Wrapping up a four-nation Mideast trip — his fifth to the region since the conflict erupted — Blinken was returning to Washington after getting a virtual slap in the face from Israeli Prime Minister Benjamin Netanyahu, who said the war would continue until Israel is completely victorious and appeared to reject outright a response from Hamas to a proposed cease-fire plan.

Relations between Israel and its main international ally, the United States, have been tense for months, but Netanyahu’s public dismissal of a plan the U.S. says has merit, at least as a starting point for further negotiation, highlighted the divide.

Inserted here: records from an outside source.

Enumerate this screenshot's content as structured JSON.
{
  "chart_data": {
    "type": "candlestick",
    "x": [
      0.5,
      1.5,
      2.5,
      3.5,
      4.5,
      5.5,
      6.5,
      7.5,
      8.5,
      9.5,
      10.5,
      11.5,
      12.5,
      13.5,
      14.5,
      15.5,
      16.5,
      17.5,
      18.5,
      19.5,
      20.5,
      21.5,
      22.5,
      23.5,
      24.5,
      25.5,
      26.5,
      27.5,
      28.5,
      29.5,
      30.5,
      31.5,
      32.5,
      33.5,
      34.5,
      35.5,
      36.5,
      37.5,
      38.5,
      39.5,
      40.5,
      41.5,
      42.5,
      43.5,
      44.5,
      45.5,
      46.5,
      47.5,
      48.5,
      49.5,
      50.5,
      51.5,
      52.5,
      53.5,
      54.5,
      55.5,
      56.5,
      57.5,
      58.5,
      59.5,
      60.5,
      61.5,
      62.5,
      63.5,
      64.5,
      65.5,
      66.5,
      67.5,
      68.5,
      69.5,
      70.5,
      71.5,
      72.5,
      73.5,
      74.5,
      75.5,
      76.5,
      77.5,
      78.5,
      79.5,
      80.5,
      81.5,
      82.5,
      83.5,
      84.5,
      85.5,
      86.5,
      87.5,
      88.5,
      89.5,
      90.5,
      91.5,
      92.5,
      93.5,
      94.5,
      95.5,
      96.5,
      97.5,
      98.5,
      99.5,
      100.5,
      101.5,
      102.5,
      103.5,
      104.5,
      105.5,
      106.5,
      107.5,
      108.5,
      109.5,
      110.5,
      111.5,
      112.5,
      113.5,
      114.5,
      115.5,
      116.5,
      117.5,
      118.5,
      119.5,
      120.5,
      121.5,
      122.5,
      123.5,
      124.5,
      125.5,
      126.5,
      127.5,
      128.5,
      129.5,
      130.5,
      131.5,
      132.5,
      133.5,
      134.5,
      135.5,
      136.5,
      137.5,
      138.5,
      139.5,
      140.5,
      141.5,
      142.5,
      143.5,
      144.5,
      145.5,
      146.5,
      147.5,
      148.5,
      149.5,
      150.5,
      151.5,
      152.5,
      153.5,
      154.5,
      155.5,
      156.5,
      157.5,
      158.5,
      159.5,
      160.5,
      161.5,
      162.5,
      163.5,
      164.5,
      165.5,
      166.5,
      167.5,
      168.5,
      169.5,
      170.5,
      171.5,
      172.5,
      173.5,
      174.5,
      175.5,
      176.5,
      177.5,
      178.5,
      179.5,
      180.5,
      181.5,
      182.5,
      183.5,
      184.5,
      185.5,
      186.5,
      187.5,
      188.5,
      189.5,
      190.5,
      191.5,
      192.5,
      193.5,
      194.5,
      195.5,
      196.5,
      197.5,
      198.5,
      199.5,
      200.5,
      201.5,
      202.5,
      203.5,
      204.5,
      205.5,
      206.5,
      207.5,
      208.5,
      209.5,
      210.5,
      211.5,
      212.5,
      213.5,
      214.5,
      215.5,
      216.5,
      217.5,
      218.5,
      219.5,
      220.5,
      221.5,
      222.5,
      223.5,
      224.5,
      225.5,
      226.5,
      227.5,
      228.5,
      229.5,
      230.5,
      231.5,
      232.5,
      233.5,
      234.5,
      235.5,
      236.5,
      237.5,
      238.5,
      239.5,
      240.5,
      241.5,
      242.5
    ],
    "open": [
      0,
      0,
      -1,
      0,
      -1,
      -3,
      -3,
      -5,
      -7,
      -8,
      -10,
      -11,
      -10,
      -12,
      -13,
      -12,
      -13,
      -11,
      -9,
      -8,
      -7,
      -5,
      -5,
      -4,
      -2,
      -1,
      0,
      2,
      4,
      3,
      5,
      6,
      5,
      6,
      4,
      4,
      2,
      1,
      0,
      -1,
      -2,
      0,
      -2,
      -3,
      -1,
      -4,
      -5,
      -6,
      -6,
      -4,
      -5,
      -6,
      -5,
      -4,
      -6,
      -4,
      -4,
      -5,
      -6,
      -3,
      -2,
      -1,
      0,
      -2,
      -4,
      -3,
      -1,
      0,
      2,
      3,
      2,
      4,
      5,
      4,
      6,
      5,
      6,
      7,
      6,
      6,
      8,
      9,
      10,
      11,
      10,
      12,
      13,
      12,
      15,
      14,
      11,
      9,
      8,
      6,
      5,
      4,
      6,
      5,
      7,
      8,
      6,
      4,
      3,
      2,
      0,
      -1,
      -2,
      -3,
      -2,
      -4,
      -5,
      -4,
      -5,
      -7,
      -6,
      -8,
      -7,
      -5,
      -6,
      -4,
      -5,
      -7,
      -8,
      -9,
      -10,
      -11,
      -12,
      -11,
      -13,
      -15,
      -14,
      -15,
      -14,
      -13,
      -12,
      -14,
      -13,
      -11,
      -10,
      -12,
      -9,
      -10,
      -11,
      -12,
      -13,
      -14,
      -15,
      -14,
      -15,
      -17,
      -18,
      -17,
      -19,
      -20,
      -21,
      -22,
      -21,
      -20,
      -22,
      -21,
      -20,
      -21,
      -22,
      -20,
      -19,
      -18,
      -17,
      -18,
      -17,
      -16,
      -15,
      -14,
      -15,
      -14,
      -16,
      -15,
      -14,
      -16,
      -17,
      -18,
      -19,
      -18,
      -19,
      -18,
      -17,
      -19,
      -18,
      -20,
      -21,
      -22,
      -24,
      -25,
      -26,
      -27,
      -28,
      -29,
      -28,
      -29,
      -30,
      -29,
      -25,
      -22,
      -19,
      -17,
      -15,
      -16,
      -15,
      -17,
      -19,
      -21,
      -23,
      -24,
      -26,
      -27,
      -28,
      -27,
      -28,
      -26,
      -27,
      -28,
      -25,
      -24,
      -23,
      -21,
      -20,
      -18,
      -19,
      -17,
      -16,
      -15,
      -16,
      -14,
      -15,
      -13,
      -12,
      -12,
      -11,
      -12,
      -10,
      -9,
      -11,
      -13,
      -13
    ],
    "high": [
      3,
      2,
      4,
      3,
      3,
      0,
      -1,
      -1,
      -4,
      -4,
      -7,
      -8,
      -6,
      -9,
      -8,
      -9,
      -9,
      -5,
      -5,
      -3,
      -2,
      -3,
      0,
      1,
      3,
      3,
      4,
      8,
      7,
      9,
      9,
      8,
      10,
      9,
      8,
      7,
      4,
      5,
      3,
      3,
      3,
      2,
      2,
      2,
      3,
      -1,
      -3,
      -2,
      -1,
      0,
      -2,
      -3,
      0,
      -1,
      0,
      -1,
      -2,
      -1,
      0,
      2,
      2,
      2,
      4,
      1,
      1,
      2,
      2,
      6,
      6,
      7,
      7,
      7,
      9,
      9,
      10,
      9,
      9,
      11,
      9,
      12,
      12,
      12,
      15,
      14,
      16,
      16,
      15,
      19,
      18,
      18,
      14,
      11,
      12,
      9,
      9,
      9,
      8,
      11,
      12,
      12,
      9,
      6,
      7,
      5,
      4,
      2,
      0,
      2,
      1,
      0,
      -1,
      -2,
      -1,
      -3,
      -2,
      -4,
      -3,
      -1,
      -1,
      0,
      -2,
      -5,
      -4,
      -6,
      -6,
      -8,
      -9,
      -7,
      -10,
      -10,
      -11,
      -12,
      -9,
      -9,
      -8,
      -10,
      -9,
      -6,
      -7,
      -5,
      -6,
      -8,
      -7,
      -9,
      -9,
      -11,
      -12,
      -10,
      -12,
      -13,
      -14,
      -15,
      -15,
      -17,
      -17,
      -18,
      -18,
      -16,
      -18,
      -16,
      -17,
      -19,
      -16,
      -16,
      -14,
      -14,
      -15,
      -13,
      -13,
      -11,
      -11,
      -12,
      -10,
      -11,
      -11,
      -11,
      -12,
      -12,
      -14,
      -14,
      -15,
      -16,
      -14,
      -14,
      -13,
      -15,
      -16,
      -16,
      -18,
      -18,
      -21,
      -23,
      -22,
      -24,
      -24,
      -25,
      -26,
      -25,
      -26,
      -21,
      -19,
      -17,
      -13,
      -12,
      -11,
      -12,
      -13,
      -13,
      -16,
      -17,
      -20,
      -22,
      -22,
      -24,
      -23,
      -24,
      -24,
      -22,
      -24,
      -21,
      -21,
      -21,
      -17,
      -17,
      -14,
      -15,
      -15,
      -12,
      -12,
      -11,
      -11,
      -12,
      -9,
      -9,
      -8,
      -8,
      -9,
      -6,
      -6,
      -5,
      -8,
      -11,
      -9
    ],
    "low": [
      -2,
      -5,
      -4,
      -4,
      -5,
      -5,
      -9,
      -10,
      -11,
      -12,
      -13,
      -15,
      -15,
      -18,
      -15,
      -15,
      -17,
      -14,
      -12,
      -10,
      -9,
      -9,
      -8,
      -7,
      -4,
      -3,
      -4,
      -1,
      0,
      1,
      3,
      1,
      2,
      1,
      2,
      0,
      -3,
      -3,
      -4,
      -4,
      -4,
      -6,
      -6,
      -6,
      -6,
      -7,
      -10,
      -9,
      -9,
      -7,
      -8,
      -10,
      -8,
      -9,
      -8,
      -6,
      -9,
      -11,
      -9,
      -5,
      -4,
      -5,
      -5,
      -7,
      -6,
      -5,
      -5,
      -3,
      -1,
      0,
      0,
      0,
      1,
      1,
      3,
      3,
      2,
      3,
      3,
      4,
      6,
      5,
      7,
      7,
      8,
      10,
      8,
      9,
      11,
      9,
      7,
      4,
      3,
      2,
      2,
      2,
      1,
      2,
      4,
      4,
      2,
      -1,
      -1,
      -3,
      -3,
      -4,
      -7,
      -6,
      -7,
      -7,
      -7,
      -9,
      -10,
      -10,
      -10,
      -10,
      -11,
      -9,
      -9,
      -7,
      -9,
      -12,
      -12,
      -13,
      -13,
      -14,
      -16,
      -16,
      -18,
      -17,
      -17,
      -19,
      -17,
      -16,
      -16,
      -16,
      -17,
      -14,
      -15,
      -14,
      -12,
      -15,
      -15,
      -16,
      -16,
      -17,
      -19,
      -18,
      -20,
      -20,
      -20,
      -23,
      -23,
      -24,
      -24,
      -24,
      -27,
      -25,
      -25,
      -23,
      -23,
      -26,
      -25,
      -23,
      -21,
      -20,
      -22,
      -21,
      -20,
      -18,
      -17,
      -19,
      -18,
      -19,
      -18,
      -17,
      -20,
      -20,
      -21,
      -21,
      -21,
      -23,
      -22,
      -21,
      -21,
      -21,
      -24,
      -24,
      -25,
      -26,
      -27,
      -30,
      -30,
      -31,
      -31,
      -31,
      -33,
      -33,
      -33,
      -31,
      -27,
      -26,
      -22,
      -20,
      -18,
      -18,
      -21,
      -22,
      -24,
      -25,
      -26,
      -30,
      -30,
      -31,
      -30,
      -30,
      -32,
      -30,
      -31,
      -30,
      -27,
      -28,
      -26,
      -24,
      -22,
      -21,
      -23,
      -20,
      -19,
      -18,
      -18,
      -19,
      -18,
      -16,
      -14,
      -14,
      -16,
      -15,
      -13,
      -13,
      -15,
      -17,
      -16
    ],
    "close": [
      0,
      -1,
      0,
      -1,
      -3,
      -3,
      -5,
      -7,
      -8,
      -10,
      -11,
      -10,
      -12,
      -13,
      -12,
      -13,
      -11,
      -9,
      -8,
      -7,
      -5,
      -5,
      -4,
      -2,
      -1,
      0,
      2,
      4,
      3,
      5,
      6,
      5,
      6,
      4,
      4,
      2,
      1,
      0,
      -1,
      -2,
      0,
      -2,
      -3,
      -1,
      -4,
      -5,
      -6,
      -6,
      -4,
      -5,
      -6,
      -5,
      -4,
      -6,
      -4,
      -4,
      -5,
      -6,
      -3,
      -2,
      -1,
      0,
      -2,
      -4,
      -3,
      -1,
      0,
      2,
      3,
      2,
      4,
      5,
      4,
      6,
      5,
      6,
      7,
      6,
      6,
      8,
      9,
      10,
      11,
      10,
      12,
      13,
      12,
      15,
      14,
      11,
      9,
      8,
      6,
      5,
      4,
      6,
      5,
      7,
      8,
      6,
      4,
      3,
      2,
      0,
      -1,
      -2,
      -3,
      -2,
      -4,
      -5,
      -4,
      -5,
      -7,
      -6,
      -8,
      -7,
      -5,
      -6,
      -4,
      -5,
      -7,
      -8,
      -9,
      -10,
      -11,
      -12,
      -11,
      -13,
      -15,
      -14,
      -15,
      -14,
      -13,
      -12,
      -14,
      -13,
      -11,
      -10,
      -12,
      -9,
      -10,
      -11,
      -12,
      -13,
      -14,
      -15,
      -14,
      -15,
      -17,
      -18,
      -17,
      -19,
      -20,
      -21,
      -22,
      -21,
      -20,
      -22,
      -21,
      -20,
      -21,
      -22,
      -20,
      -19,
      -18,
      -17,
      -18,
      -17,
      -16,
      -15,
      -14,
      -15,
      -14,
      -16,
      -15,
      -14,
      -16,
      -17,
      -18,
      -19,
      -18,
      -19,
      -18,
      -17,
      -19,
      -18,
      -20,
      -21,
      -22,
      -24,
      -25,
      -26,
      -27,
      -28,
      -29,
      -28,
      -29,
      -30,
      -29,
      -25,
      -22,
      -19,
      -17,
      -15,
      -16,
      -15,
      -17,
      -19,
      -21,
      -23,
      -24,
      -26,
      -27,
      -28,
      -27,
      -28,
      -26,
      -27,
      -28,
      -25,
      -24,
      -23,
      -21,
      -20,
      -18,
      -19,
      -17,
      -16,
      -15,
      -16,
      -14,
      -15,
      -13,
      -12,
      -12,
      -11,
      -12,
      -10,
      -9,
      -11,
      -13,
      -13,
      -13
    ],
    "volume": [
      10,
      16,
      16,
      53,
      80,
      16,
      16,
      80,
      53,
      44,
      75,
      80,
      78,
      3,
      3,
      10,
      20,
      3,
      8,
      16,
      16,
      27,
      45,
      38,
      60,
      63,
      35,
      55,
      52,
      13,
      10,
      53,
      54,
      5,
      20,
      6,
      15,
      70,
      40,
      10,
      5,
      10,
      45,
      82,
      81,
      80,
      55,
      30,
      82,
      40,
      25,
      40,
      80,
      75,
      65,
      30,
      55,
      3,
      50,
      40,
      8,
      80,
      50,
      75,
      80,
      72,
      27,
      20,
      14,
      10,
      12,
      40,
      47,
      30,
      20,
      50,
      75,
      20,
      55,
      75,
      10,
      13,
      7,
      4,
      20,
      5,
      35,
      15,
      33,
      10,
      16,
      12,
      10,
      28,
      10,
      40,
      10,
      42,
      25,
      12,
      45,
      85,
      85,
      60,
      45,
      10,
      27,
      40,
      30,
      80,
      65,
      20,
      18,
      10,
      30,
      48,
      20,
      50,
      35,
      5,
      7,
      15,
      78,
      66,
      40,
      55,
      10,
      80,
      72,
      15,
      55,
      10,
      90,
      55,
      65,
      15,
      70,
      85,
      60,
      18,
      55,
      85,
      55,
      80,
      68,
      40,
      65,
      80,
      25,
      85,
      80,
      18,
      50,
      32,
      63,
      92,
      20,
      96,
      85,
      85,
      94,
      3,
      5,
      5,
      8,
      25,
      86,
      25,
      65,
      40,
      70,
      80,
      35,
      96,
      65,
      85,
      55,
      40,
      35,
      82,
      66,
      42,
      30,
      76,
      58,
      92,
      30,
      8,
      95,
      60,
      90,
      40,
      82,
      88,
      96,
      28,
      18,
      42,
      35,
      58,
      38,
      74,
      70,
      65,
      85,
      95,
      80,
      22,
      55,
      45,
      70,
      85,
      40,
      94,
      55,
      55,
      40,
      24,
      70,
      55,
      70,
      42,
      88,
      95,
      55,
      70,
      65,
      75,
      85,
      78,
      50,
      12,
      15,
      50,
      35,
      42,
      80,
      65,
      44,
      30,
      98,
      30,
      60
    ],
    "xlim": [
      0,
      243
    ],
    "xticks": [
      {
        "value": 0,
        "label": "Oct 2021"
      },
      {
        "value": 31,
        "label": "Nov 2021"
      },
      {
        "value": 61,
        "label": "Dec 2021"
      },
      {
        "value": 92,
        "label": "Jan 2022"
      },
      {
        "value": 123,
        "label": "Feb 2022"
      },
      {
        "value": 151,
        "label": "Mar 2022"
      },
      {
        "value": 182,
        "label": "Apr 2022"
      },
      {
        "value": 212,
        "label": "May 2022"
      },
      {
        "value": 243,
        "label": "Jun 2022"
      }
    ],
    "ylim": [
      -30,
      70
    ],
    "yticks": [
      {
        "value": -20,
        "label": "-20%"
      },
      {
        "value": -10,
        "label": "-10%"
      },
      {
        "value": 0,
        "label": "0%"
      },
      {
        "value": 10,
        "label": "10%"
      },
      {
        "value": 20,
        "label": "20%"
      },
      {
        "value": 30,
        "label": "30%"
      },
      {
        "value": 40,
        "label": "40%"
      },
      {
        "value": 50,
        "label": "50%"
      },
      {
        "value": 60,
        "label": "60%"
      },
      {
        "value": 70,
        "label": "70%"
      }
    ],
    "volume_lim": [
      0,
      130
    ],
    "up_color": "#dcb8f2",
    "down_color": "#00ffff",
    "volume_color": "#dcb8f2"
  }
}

Yet Blinken and other U.S. officials said they remained optimistic that progress could be made on their main goals of improving humanitarian conditions for Palestinians civilians, securing the release of hostages held by Hamas, preparing for a post-conflict Gaza and preventing the war from spreading.

“Clearly there are things that Hamas sent back that are absolute non-starters,” Blinken said of the response the militant group delivered Tuesday to a cease-fire and hostage release proposal that was endorsed last month by Egypt, Qatar, the U.S. and Israel itself.

“But, at the same time, we see space to continue to pursue an agreement,” Blinken said late Wednesday. “And these things are always negotiations. It’s not flipping a light switch. It’s not ‘yes’ or ‘no.’ There’s invariably back and forth.”

Shortly before Blinken spoke, though, Netanyahu took direct aim at the Hamas response, calling it “delusional” and vowing that Israel would fight on to achieve “absolute victory” over the militant group, no matter what.